Certains philosophes comme Aristote parlent d’un rapport au temps cosmologique : le temps comme mesure des phénomènes physiques. Une journée, c’est le temps que la Terre met à tourner sur elle-même. Une année, c’est le temps que la Terre met pour tourner autour du Soleil. Nous concevons le temps à partir du mouvement et des changements, nous le percevons à partir de l’espace.

Pour Bergson il peut être appréhendé de deux manières :

  • Par la technique : c’est le temps objectif, celui de nos montres qui donne une mesure commune du temps 
  • Par la conscience : c’est le temps subjectif, celui de nos représentations, de nos pensées, donc un temps très personnel

Nous y voilà, c’est bien du temps subjectif dont il est question. 

Il est des secondes qui semblent durer des heures et des heures qui filent comme des secondes…

Si je m’ennuie, si je ne trouve pas d’intérêt à ce que je fais, je trouve le temps long. Si je m’amuse, si je passe un moment agréable, si ce que je fais m’intéresse, le temps file à toute vitesse. 

Notre perception du temps est fonction de nos émotions. 

Et puisque nous percevons le temps à partir de l’espace, lorsque l’espace se restreint, le temps se dilate jusqu’à nous faire perdre même la notion du temps.

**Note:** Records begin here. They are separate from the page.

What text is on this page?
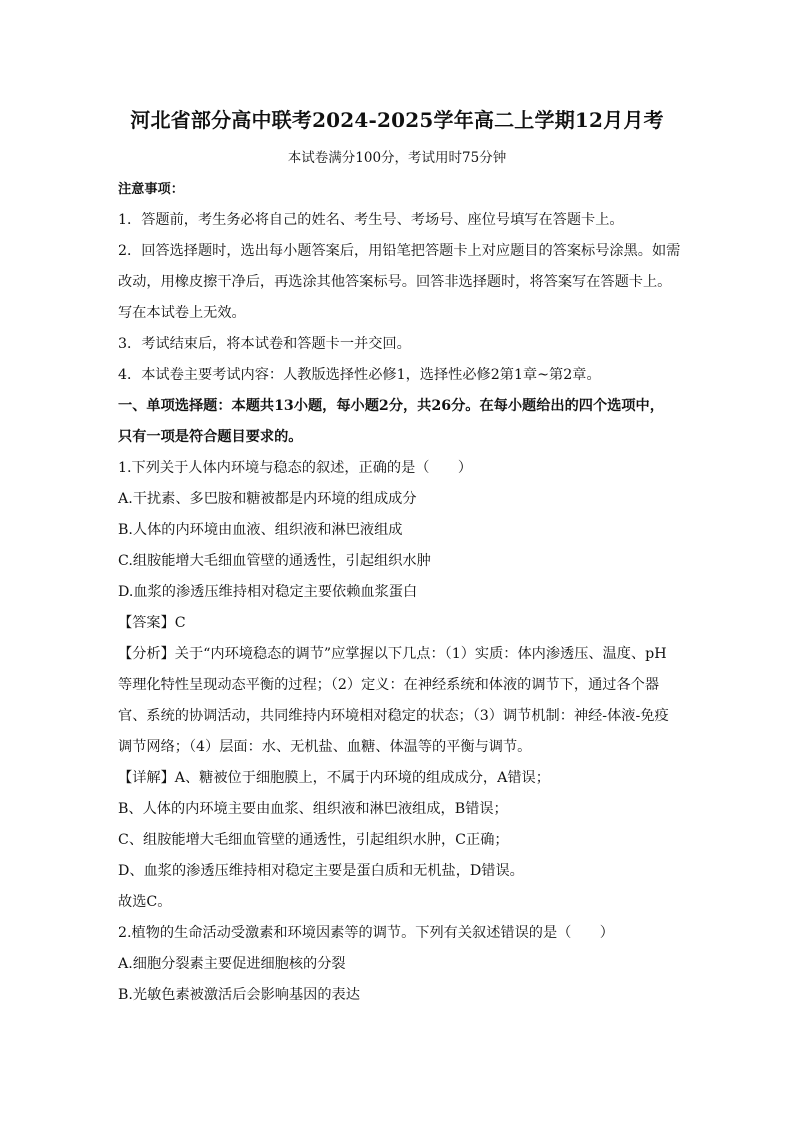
河北省部分高中联考2024-2025学年高二上学期12月月考
本试卷满分100分，考试用时75分钟
注意事项：
1．答题前，考生务必将自己的姓名、考生号、考场号、座位号填写在答题卡上。
2．回答选择题时，选出每小题答案后，用铅笔把答题卡上对应题目的答案标号涂黑。如需
改动，用橡皮擦干净后，再选涂其他答案标号。回答非选择题时，将答案写在答题卡上。
写在本试卷上无效。
3．考试结束后，将本试卷和答题卡一并交回。
4．本试卷主要考试内容：人教版选择性必修1，选择性必修2第1章~第2章。
一、单项选择题：本题共13小题，每小题2分，共26分。在每小题给出的四个选项中，
只有一项是符合题目要求的。
1.下列关于人体内环境与稳态的叙述，正确的是（　　）
A.干扰素、多巴胺和糖被都是内环境的组成成分
B.人体的内环境由血液、组织液和淋巴液组成
C.组胺能增大毛细血管壁的通透性，引起组织水肿
D.血浆的渗透压维持相对稳定主要依赖血浆蛋白
【答案】C
【分析】关于“内环境稳态的调节”应掌握以下几点：（1）实质：体内渗透压、温度、pH
等理化特性呈现动态平衡的过程；（2）定义：在神经系统和体液的调节下，通过各个器
官、系统的协调活动，共同维持内环境相对稳定的状态；（3）调节机制：神经-体液-免疫
调节网络；（4）层面：水、无机盐、血糖、体温等的平衡与调节。
【详解】A、糖被位于细胞膜上，不属于内环境的组成成分，A错误；
B、人体的内环境主要由血浆、组织液和淋巴液组成，B错误；
C、组胺能增大毛细血管壁的通透性，引起组织水肿，C正确；
D、血浆的渗透压维持相对稳定主要是蛋白质和无机盐，D错误。
故选C。
2.植物的生命活动受激素和环境因素等的调节。下列有关叙述错误的是（　　）
A.细胞分裂素主要促进细胞核的分裂
B.光敏色素被激活后会影响基因的表达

Regardons à présent notre manière d’occuper notre temps.

Qui n’a jamais ressenti dans le cadre professionnel ce sentiment de ne pas avoir le temps de faire ce qu’il a à faire ou ce qu’il a envie de faire ? C’est la première difficulté qu’expriment les managers dans les séminaires que j’anime : ne pas avoir le temps de manager. Car nous vivons dans une époque où le temps s’accélère, où dominent la vitesse et le besoin d’immédiateté. Pour y faire face, nous nous affairons dans une course effrénée. Nous remplissons notre temps dans une fuite en avant car nous avons peur du vide. Nous regardons le temps à l’aune du mouvement produit : le passé (ce qui a été réalisé) et le futur (l’action que nous allons mener, les objectifs que nous voulons atteindre).

Or pour celles et ceux dont l’activité professionnelle a fortement diminué, cette période de confinement amène un paradoxe : il s’agit maintenant de choisir comment occuper son temps. En se penchant sur toutes ces tâches, ces projets remis à plus tard « faute de temps ». En prenant désormais le temps des choses simples, des plaisirs du quotidien : lire, écrire, cuisiner, jouer avec ses enfants. Réfléchir à ce que nous avons envie de faire, d’être. Réinventer notre activité, innover. 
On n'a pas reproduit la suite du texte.